Reza AA Wattimena adalah pendiri Rumah Filsafat dan pembicara dalam diskusi di Jakarta (21/9), bertema Memaknai Kebahagiaan Hidup.
Diskusi diadakan oleh Perkumpulan Penulis Indonesia SATUPENA, diketuai Denny JA serta dipandu oleh Swary Utami Dewi.
Reza menuturkan, paradoks adalah hal-hal seperti bertentangan, tetapi bisa hidup berbarengan dan menciptakan sebuah kebenaran. Jadi kesannya tidak logis dan tidak masuk akal. Tetapi itulah yang terjadi, itulah yang benar.
“Kalau kita mencari dan mengejar kebahagiaan, kita tak akan pernah bahagia. Sebaliknya, semakin kita mengejar dan merindukan kebahagiaan, semakin kita menderita. Ini yang disebut paradoks,” jelasnya.
“Dan hidup ini mayoritas memang paradoks. Seperti juga cinta. Kalau kita ngebet, ngoyo, cinta tidak didapat. Tetapi begitu kita santai, rileks, menjadi diri kita sendiri, menjadi otentik, cinta pun datang. Ini salah satu bagian dari paradoks kehidupan,” sambung Reza.
Reza mencoba meramu pendapat para pemikir kebahagiaan dari Timur dan Barat, dan menyimpulkan: Mencari kebahagiaan di obyek-obyek sementara itu sia-sia.
“Obyek sementara itu adalah sesuatu yang berada di luar diri kita, sesuatu yang ada di dalam waktu.

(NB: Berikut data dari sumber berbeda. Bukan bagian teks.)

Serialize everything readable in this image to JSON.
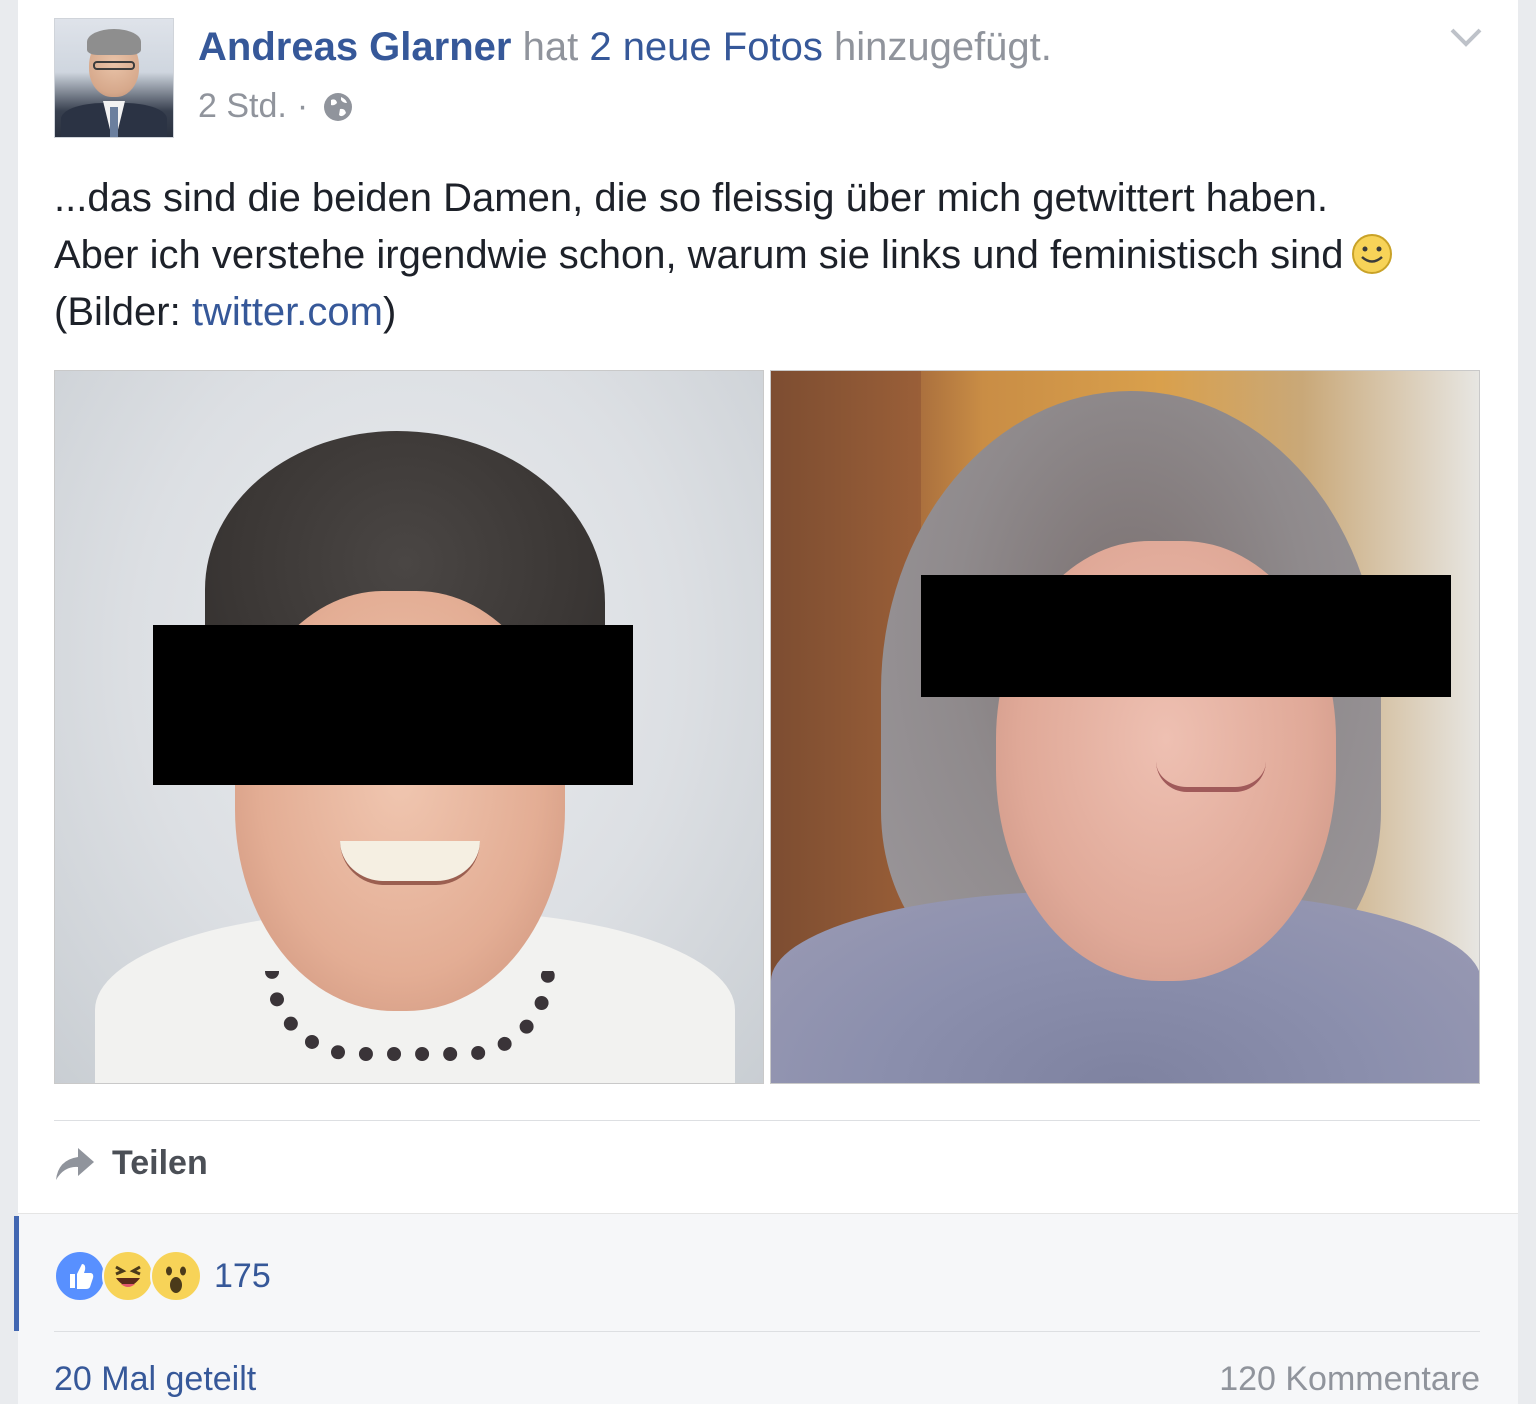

Misalnya, uang, kecantikan, nama besar, ketenaran, rumah tangga. Dulu cantik, tetapi sesudah tua kecantikan itu hilang,” katanya.
Tetapi, ujar Reza, pencarian kebahagiaan ke dalam diri juga abstrak dan sulit. Butuh metode dan filsafat.
“Jadi alternatifnya apa? Pertama, melepaskan cita-cita untuk mencari bahagia. Lalu, bersedia menderita untuk sesuatu yang bermakna,” bahas Reza.
Misalnya, orang yang bekerja untuk keluarganya. Bekerja itu sulit, ada naik turunnya. “Tetapi jika kita bersedia menjalaninya untuk sesuatu yang bermakna, kita bahagia,” ungkap Reza.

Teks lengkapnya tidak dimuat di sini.